TORONTO (Reuters) - Canada’s main stock index fell on Wednesday as a drop in commodity prices weighed on resource shares, while steel producer Stelco Holdings Inc rallied on prospects for Canada to be exempted from proposed U.S. metals tariffs.

FILE PHOTO: A sign board displaying Toronto Stock Exchange (TSX) stock information is seen in Toronto June 23, 2014. REUTERS/Mark Blinch/File Photo

* The White House said Canada and Mexico, and possibly other countries, may be exempted from planned U.S. import tariffs on steel and aluminum on the basis of national security.

* Stelco rose 3.9 percent to C$24.63. The stock had hit a nearly seven-week low on Tuesday at C$23.00.

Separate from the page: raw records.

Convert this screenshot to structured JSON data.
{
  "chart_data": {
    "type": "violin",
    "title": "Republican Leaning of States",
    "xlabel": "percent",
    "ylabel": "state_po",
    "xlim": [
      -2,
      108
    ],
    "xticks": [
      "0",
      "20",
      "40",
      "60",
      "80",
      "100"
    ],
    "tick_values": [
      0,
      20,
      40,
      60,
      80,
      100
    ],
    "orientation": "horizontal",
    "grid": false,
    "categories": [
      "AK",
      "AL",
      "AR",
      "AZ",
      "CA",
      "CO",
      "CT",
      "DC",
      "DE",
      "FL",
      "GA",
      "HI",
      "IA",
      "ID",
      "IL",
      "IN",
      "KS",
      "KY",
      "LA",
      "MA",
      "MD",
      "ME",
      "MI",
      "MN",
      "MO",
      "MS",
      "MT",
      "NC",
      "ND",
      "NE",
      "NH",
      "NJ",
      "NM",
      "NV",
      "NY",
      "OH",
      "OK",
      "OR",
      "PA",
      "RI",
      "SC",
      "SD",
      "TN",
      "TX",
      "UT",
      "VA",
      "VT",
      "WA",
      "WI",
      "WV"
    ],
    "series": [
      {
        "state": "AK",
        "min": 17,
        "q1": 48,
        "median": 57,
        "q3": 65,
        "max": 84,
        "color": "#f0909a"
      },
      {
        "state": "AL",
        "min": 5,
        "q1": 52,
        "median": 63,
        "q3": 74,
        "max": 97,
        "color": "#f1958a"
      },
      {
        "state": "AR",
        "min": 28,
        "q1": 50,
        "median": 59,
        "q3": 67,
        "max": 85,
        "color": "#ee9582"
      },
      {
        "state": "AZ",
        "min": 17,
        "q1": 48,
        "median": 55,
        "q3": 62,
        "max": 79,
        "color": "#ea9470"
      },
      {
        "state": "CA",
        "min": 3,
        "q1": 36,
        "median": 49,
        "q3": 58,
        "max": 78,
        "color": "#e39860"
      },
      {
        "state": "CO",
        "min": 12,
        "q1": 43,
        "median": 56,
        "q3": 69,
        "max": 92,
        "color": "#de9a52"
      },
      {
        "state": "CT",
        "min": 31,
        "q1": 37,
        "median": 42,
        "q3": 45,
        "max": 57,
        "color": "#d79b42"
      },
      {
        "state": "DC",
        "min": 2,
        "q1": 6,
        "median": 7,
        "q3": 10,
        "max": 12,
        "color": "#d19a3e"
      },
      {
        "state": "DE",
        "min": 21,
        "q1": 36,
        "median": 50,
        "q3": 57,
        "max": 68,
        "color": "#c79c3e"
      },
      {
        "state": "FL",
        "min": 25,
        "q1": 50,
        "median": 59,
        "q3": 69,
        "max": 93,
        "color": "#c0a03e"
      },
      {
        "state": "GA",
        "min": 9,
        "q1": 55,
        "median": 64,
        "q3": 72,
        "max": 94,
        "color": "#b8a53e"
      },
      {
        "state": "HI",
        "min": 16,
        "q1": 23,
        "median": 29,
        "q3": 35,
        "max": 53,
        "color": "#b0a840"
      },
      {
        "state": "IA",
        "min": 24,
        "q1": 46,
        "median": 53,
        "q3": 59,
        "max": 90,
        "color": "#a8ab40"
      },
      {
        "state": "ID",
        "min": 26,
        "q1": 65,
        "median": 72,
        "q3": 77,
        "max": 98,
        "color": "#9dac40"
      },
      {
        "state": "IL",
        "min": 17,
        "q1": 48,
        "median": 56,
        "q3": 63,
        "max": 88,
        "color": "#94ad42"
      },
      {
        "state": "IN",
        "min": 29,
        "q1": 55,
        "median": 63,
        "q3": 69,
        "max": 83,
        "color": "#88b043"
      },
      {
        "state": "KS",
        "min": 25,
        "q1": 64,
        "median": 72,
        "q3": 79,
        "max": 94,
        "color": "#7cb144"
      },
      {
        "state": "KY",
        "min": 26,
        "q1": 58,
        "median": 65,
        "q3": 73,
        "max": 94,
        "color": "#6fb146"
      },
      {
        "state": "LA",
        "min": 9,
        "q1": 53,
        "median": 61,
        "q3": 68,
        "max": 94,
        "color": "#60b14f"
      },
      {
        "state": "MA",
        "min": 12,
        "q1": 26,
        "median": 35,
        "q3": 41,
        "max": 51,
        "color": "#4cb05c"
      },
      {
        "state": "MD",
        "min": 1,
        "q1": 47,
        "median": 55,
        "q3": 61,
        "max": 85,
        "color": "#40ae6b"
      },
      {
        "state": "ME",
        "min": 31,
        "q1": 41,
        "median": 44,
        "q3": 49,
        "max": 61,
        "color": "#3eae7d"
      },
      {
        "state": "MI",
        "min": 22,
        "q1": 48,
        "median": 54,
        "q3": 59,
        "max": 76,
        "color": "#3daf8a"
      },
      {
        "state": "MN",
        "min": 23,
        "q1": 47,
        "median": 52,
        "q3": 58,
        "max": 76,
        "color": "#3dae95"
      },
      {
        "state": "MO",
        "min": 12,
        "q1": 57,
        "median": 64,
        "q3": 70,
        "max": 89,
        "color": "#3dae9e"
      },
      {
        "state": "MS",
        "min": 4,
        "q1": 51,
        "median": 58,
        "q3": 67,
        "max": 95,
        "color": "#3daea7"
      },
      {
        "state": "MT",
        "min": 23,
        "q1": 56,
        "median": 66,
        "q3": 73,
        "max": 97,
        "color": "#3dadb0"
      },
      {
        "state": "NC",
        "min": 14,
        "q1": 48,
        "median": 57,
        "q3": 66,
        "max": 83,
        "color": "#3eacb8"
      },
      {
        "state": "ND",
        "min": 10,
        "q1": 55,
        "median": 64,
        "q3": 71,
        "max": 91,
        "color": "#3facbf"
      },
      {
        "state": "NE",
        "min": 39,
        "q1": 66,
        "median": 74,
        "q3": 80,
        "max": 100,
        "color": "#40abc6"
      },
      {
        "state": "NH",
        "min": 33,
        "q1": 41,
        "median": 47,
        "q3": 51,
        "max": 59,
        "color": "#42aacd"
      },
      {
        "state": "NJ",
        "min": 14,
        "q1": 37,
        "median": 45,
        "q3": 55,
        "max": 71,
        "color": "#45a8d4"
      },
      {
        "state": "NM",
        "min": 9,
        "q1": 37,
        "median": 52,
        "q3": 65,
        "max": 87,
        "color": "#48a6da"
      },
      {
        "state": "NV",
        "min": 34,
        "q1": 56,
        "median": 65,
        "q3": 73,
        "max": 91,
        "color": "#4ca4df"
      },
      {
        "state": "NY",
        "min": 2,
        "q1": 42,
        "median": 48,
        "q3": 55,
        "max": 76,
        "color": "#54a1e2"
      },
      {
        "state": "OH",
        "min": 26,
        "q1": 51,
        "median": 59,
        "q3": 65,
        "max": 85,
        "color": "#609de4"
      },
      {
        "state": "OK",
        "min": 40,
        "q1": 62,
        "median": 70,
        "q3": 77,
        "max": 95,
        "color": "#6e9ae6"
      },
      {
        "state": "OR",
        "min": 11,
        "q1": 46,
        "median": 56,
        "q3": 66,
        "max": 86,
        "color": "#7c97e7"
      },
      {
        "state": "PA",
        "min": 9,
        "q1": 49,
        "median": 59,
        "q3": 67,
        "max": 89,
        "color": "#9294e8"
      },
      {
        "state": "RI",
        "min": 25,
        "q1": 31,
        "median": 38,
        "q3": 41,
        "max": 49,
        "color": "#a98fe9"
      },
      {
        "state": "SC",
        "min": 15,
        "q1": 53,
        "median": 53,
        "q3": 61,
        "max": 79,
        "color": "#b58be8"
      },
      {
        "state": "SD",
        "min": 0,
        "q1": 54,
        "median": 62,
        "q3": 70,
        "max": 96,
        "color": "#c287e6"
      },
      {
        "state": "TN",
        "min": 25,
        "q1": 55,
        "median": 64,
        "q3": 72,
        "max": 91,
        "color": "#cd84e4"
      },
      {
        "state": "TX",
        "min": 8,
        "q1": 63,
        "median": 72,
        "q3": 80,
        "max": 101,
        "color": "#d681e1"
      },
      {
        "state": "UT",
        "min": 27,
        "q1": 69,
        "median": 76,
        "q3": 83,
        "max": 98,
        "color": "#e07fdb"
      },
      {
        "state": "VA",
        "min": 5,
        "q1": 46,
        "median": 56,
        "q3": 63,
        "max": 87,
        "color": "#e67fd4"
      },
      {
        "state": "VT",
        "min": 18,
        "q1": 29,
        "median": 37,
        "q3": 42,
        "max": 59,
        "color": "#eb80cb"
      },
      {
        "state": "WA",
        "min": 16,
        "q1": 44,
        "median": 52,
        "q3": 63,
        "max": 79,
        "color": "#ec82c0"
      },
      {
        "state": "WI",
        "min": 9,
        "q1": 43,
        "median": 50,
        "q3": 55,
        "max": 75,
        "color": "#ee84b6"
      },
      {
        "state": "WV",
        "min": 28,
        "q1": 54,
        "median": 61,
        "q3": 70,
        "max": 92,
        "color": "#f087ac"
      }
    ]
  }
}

* The Toronto Stock Exchange’s S&P/TSX composite index closed down 72.58 points, or 0.47 percent, at 15,472.61.

* The resignation of Gary Cohn, top economic adviser to U.S. President Donald Trump, intensified investor worries over a global trade war, while the Bank of Canada said trade policy is an “important and growing source of uncertainty.”

* The materials group, which includes precious and base metals miners and fertilizer companies, lost 1.4 percent.

* Agnico Eagle Mines Ltd fell 2.0 percent to C$49.47 after Credit Suisse cut its price target on the stock.

* Gold futures fell 0.2 percent to $1,326 an ounce, while U.S. crude oil futures settled 2.3 percent lower at $61.15 a barrel. [GOL/][O/R]

* The energy group fell nearly 1 percent, with TransCanada Corp down 2.3 percent at C$55.65.

* The shares of trade-sensitive auto parts and railroad companies lost ground. Magna International Inc declined 0.4 percent to C$67.66 and Canadian National Railway Co was down 0.7 percent at C$94.09.

* Great Canadian Gaming Corp rose 12.4 percent to C$38.15 after reporting fourth-quarter results after the bell on Tuesday.